Cronkite Eyewitness to a Century
Cronkite Eyewintess to a Century

When the Dolph Briscoe Center for American History decided to stage an exhibit focused on Walter Cronkite, Ron worked with center staff and Riggs Ward Design to create “Walter Cronkite: Eyewitness to a Century.” Ron’s introductory text set up the exhibit storyline.

 “I had a pretty good seat at the parade. I was lucky enough to have been born at the right time to see most of this remarkable century.”

 As the 20th century paraded by, Walter Cronkite observed with unapologetic curiosity. Decade by decade, story after story, he honed his reporting skills, adapting to and shaping the tools of mass communication—print, radio, film, and television.
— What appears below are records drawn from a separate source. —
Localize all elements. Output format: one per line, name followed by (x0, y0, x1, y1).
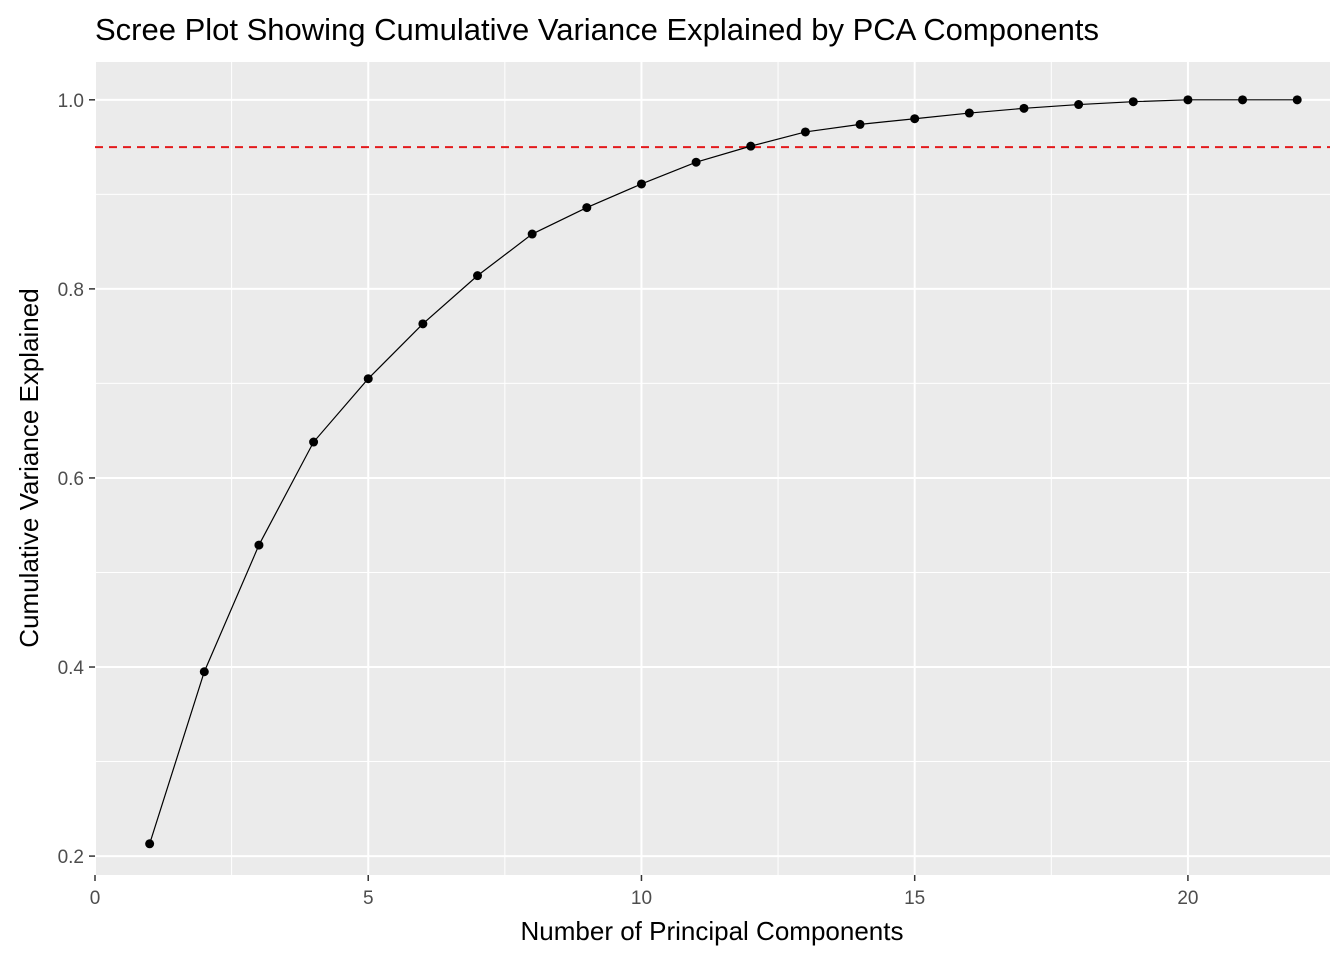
data-point (582, 203, 592, 213)
data-point (1128, 97, 1138, 107)
y-tick-label: 1.0 (58, 91, 84, 112)
data-point (145, 839, 155, 849)
data-point (1019, 103, 1029, 113)
data-point (1074, 100, 1084, 110)
data-point (636, 179, 646, 189)
y-tick-label: 0.6 (58, 469, 84, 490)
data-point (800, 127, 810, 137)
x-tick-label: 10 (631, 888, 652, 909)
cumulative-variance-line (149, 99, 1298, 844)
x-axis: 0 5 10 15 20 (90, 875, 1198, 909)
data-point (309, 437, 319, 447)
data-point (1183, 95, 1193, 105)
x-tick-label: 0 (90, 888, 101, 909)
x-axis-title: Number of Principal Components (521, 916, 904, 946)
x-tick-label: 20 (1177, 888, 1198, 909)
data-point (363, 374, 373, 384)
minor-gridlines (95, 62, 1330, 875)
data-point (1292, 95, 1302, 105)
data-point (199, 667, 209, 677)
major-gridlines (94, 62, 1330, 875)
y-tick-label: 0.2 (58, 847, 84, 868)
chart-title: Scree Plot Showing Cumulative Variance E… (95, 12, 1099, 47)
data-point (527, 229, 537, 239)
data-point (254, 540, 264, 550)
data-point (746, 141, 756, 151)
data-point (473, 271, 483, 281)
data-point (964, 108, 974, 118)
y-tick-label: 0.4 (58, 658, 85, 679)
plot-panel (95, 62, 1330, 875)
data-point (1238, 95, 1248, 105)
y-axis-title: Cumulative Variance Explained (14, 288, 44, 647)
data-point (418, 319, 428, 329)
data-point (691, 157, 701, 167)
x-tick-label: 15 (904, 888, 925, 909)
data-point (855, 119, 865, 129)
y-axis: 0.2 0.4 0.6 0.8 1.0 (58, 91, 95, 868)
data-points (145, 95, 1302, 849)
y-tick-label: 0.8 (58, 280, 84, 301)
x-tick-label: 5 (363, 888, 374, 909)
data-point (910, 114, 920, 124)
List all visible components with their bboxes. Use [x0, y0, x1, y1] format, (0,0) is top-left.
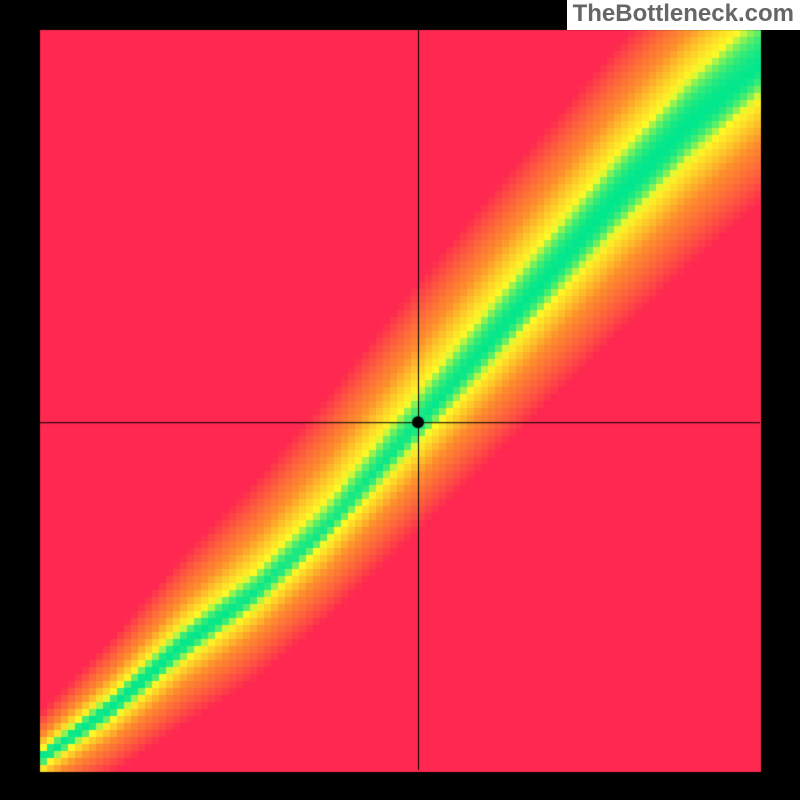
chart-container: TheBottleneck.com [0, 0, 800, 800]
watermark-label: TheBottleneck.com [567, 0, 800, 30]
bottleneck-heatmap [0, 0, 800, 800]
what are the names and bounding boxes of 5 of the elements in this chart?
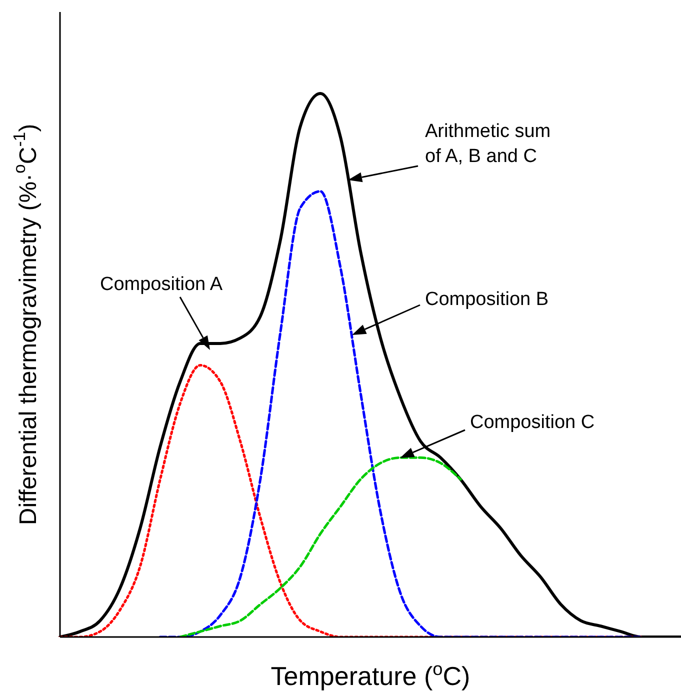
annotation: Arithmetic sum of A, B and C: [425, 121, 551, 167]
annotation: Composition C: [470, 412, 595, 433]
annotation: Composition A: [100, 274, 223, 295]
annotation: Composition B: [425, 289, 549, 310]
x-axis-title: Temperature ($^{o}$C): [270, 659, 470, 691]
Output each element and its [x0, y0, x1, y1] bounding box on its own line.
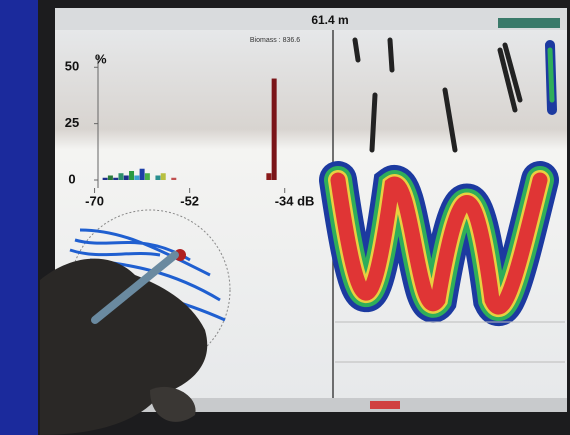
- depth-label: 61.4 m: [311, 13, 348, 27]
- bar: [113, 177, 119, 180]
- x-tick-label: -70: [85, 193, 104, 208]
- x-tick-label: -34 dB: [275, 193, 315, 208]
- bar: [139, 168, 145, 180]
- bar: [107, 175, 113, 180]
- y-tick-label: 50: [65, 59, 79, 74]
- x-tick-label: -52: [180, 193, 199, 208]
- bar: [271, 78, 277, 180]
- bar: [134, 175, 140, 180]
- biomass-label: Biomass : 836.6: [250, 37, 300, 44]
- status-indicator: [370, 401, 400, 409]
- echogram: [319, 37, 559, 326]
- bar: [155, 175, 161, 180]
- bar: [123, 175, 129, 180]
- bar: [266, 173, 272, 180]
- y-tick-label: 25: [65, 115, 79, 130]
- bar: [118, 173, 124, 180]
- bar: [102, 177, 108, 180]
- bar: [129, 170, 135, 180]
- color-scale: [498, 18, 560, 28]
- bar: [160, 173, 166, 180]
- top-bar: [55, 8, 567, 30]
- y-axis-label: %: [95, 51, 107, 66]
- bar: [171, 177, 177, 180]
- y-tick-label: 0: [68, 171, 75, 186]
- hand: [40, 251, 208, 435]
- bar: [144, 173, 150, 180]
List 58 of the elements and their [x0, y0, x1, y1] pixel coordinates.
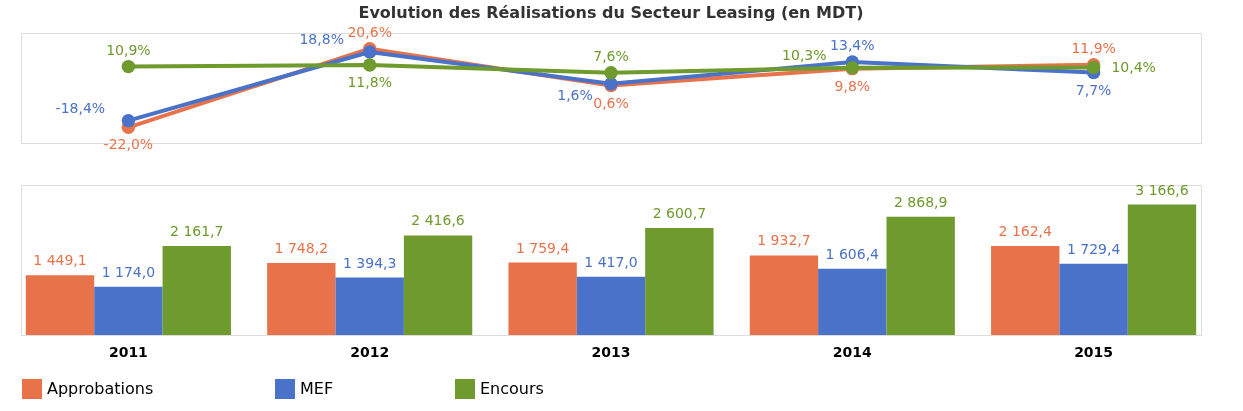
data-label: 11,9% — [1071, 39, 1116, 56]
data-label: 10,4% — [1111, 58, 1156, 75]
bar — [991, 245, 1060, 335]
legend-label: Encours — [480, 379, 544, 398]
bar — [886, 216, 955, 335]
chart-title: Evolution des Réalisations du Secteur Leasing (en MDT) — [358, 3, 864, 23]
data-label: 11,8% — [347, 73, 392, 90]
legend-label: Approbations — [47, 379, 154, 398]
data-label: 1 932,7 — [757, 232, 811, 249]
data-label: 2 868,9 — [893, 193, 948, 210]
x-tick-label: 2015 — [1074, 343, 1114, 360]
bar — [267, 262, 336, 335]
bar — [162, 245, 231, 335]
bar — [94, 286, 163, 335]
bar — [818, 268, 887, 335]
data-label: 1 748,2 — [274, 239, 329, 256]
legend-label: MEF — [300, 379, 334, 398]
data-label: 2 600,7 — [652, 204, 707, 221]
data-label: 7,6% — [593, 47, 629, 64]
data-label: 18,8% — [299, 31, 344, 48]
bar — [645, 227, 714, 335]
data-label: 1 449,1 — [33, 252, 87, 269]
bar — [576, 276, 646, 335]
point — [604, 66, 618, 80]
x-tick-label: 2014 — [832, 343, 873, 360]
x-tick-label: 2011 — [108, 343, 148, 360]
data-label: 2 416,6 — [411, 212, 465, 229]
x-tick-label: 2012 — [350, 343, 390, 360]
data-label: 2 161,7 — [170, 222, 224, 239]
bar — [508, 262, 577, 335]
bar — [25, 275, 95, 335]
data-label: 13,4% — [830, 36, 875, 53]
data-label: 1 729,4 — [1066, 240, 1121, 257]
bar — [1059, 263, 1128, 335]
point — [362, 58, 377, 72]
x-tick-label: 2013 — [591, 343, 631, 360]
bar — [1127, 204, 1197, 335]
bar — [335, 277, 404, 335]
data-label: 1,6% — [557, 86, 593, 103]
data-label: 20,6% — [347, 23, 392, 40]
data-label: 1 174,0 — [101, 263, 156, 280]
data-label: 0,6% — [593, 94, 629, 111]
point — [121, 59, 136, 74]
data-label: 7,7% — [1075, 81, 1112, 98]
data-label: 1 417,0 — [584, 253, 638, 270]
data-label: 1 759,4 — [515, 239, 570, 256]
data-label: 9,8% — [834, 77, 871, 94]
data-label: -22,0% — [103, 136, 154, 153]
data-label: 10,3% — [782, 46, 827, 63]
data-label: 10,9% — [106, 41, 151, 58]
bar — [403, 235, 473, 335]
data-label: 3 166,6 — [1135, 181, 1189, 198]
data-label: 1 394,3 — [342, 254, 397, 271]
data-label: 1 606,4 — [825, 245, 880, 262]
data-label: -18,4% — [55, 99, 106, 116]
data-label: 2 162,4 — [998, 222, 1053, 239]
point — [121, 113, 136, 128]
bar — [749, 255, 819, 335]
Thanks to his watchful eyes, his way with words, and his journalistic professionalism, he used his baritone voice like a soothing instrument to tell multiple generations the unfolding stories of their times.

 This exhibit explores those stories, how Cronkite chose to tell them, and why millions decided to trust what he said.

 Following the success of the Cronkite exhibit, the Dolph Briscoe Center returned to the Riggs Ward team to re-imagine the exhibits at the Sam Rayburn Museum. Rather than present the traditional chronological biography, Ron suggested a thematic approach organized around Rayburn’s leadership philosophy. Once again, the opening panel for the exhibit explained the theme and its contemporary relevance.

 The Leadership of Mr. Sam

 Sam Rayburn is one of the 20th century’s most significant political leaders.

First elected to the House of Representatives in 1912, Rayburn served as Speaker of the House of Representatives for a record 17 years.

His leadership as Speaker, Democratic minority leader, and elder statesman coincided with the New Deal, the Second World War, the early years of the Cold War, the emergence of the Civil Rights Movement, and the introduction of John Kennedy’s New Frontier.

 His leadership philosophy, honed by decades of public service and re-introduced throughout this exhibit, still offers insights into political success.

 Throughout the exhibit, the text uses Rayburn quotations to illustrate his leadership style.

 Homestyle Politics

 Sam Rayburn practiced “homestyle” politics.

 In addition to personal honesty and humility, Rayburn insisted on maintaining close ties to his Texas constituents. “When Congress is in session,” he advised other members of Congress, “your place is [in Washington, D.C.]” But “when Congress is not in session, your place is in your district.”

 This commitment to the common folks of rural Texas influenced his insistence that the Democratic Party maintain its status as the “party of the people.”

 To Get Along—Go Along

 Texas politics taught Rayburn many lessons including how to govern when lawmakers split into powerful factions.

 The U. S. Congress, particularly after the 1930s, required leadership that could encourage loyalty, nurture close personal bonds, mediate and build bridges among Republicans, conservative Democrats, and moderate/liberal Democrats.

 Rayburn described himself as a “progressive conservative or a conservative progressive,” and refused to allow party affiliation to translate into personal contempt.

 His leadership style embraced one of his classic pieces of advice—to get along, at times you had to go along.  “You can’t be a leader and ask other people to follow you unless you know how to follow too.”

 Poverty is Very Dangerous

 The New Deal provided Rayburn with important opportunities to stand up for his own constituents and for rural Americans around the nation.

 He aligned the federal government on the side of the poor against large corporations and banks. A regulated economy, he thought, could limit economic stratification and income inequality.

 Rayburn spoke plainly: “The people of America must rise or fall together. One segment can’t be poor and needy, while the rest is rich and prosperous.” Born poor, he judged poverty “not only a very sad thing to me, but I think it is very dangerous.”